THYIA (Θυία, ion. Θυίη)
Ninfa eponima di un luogo di culto a Delfi, variamente indicata come figlia di Kephisos (Herod., vii, 178) o di Kastalios (Paus., x, 6, 4) o di Deucalione (Hesiod., fr. 5 [25] Rz.).
Figlio di Th. e Apollo è considerato Delphos, che secondo una diversa tradizione è figlio di Apollo e Melaina, altra figlia di Kephisos. Secondo Pausania (cfr. anche 4, 3), avendo ella per prima sacrificato a Dioniso in Delfi e avendo ivi condotto le danze orgiastiche, le menadi presero da lei il nome di Thyiades; un'altra interpretazione vede in Th. stessa una baccante (Θυῖα da ϑυιάς, in relazione con ϑύω).

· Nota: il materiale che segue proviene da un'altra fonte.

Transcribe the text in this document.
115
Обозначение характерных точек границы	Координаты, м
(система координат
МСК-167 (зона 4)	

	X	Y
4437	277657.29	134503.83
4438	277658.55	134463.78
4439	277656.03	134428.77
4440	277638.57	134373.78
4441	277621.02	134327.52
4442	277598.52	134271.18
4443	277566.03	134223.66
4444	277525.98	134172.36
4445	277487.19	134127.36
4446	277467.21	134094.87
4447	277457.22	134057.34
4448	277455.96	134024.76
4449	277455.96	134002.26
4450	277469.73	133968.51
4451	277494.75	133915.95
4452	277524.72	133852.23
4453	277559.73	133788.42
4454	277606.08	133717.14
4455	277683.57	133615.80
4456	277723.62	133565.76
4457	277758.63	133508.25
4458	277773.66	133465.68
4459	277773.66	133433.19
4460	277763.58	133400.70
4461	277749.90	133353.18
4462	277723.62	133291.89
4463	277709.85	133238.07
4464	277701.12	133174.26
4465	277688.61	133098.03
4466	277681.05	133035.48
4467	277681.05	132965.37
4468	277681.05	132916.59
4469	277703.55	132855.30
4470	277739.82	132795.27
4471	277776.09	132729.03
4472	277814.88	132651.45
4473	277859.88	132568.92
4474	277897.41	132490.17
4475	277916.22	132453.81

Th. era raffigurata, con Chloris alle sue ginocchia, nella Nèkyia polignotea della Lesche degli Cnidî a Delfi (Paus., x, 29, 5 s.). È stata pure identificata nella donna seduta su roccia in una pittura pompeiana del Museo Nazionale di Napoli (inv. 9202) con le nozze di Zephyros e Chloris; e in una scena d'amore con Apollo su uno specchio etrusco (Etr. Spiegel, tav. lxxxix).
Bibl.: J. Schmidt, in Roscher, V, 1916-24, c. 914, s. v., n. 2; K. Preisendanz, in Pauly-Wissowa, VI A, 1936, c. 679, s. v., n. 2; M. P. Nilsson, Geschichte der griechischen Religion, Monaco 1941, p. 540 ss.; P. E. Arias, La Ficide vista da Pausania, Torino 1946, I, pp. 21; 74; II, pp. 22; 98. Pittura pompeiana: W. Helbig, Die Wandgemälde der vom Vesuv verschütteten Städte Campaniens, Lipsia 1868, n. 974; K. Schefold, Die Wände Pompejis, Berlino 1957, p. 124. Specchio etrusco: Th. Panofka, in Abhandl. königl. Akad. Wiss., Berlino 1852, p. 357 s.